Liberals and conservatives clearly prefer to live in different kinds of communities. Liberals say they prefer more urban, walkable neighborhoods, and conservatives less dense communities with larger homes. But studies show that homeowners of both parties support restricting development around them. And they do so in spite of their own ideologies — whether conservative voters might otherwise value free markets, or whether liberals value policies that aid the poor. …
Beyond race, the crucial divide in the politics of housing development isn’t between left and right, but between people who own homes and those who don’t. William Fischel, an economist at Dartmouth, has long argued that homeowners who fear threats to their property values are motivated as voters to protect them. …

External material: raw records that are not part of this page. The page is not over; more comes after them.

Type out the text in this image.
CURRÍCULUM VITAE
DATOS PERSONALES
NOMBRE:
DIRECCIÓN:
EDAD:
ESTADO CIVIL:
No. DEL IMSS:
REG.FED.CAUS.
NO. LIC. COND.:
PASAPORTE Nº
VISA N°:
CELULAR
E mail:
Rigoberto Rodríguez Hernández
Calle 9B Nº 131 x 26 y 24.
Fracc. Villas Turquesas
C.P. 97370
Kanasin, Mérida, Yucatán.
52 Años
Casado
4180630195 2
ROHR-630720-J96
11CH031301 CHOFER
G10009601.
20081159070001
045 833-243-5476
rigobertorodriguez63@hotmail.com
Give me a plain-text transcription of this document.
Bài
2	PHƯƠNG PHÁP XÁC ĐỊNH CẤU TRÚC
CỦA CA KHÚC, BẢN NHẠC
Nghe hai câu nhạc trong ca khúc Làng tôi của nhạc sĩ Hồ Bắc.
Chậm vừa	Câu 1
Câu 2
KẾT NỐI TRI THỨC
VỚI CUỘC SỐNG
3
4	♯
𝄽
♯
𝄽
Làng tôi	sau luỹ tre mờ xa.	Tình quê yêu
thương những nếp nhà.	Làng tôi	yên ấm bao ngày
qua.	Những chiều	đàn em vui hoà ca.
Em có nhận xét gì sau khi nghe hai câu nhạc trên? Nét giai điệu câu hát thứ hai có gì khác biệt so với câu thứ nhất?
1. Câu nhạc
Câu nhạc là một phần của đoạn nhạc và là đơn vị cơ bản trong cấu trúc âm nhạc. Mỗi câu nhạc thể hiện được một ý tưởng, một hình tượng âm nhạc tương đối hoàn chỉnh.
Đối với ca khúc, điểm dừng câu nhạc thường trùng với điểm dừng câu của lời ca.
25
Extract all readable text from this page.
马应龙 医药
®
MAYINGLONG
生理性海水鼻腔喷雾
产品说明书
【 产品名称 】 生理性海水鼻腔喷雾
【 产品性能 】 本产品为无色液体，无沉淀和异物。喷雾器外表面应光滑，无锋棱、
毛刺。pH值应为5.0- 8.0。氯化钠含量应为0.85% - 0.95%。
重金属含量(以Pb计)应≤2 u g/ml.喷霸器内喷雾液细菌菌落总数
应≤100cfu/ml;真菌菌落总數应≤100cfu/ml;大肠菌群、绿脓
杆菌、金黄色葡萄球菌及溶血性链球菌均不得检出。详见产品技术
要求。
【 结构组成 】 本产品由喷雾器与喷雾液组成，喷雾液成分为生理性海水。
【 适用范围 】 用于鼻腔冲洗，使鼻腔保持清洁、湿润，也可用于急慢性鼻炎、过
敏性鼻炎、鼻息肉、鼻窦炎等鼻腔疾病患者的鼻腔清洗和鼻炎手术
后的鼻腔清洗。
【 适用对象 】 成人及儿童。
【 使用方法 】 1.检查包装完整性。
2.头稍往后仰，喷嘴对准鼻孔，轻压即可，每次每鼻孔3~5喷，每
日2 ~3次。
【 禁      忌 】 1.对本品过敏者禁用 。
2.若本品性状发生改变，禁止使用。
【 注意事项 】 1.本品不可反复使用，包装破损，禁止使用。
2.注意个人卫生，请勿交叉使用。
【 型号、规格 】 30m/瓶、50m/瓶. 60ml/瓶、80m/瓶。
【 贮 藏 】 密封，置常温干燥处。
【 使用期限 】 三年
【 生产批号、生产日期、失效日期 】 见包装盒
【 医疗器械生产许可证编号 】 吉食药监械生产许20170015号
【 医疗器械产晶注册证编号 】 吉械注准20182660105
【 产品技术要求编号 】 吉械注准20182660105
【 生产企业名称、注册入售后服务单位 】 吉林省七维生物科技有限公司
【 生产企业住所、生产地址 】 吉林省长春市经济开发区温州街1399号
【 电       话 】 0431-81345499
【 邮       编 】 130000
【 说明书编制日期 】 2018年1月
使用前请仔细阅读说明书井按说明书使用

The more expensive the home people buy (say Andrew Hall and Jesse Yoder at Stanford), the larger the increase in their likelihood of voting. That suggests that homeowners aren’t more likely to vote merely because they become invested in their communities. Their motivation also appears to grow as the value of their asset does.
One possible interpretation: “It’s not that you become more selfish, but you become more likely to translate selfishness into political action,” Mr. Hall said of homeowners. “Renters could be just as selfish, but they’re not getting their act together as a group to vote.” …
The instinct to protect property values may be too deeply ingrained in America to change.
“We have been a nation of land speculators,” Jessica Trounstine, a political scientist, said. “This is how the nation was founded.”
Politics isn’t a straight line, it’s a horseshoe. The far left and far right also share positions on big government, free trade and whatever Justin Trudeau is doing now (albeit for different reasons).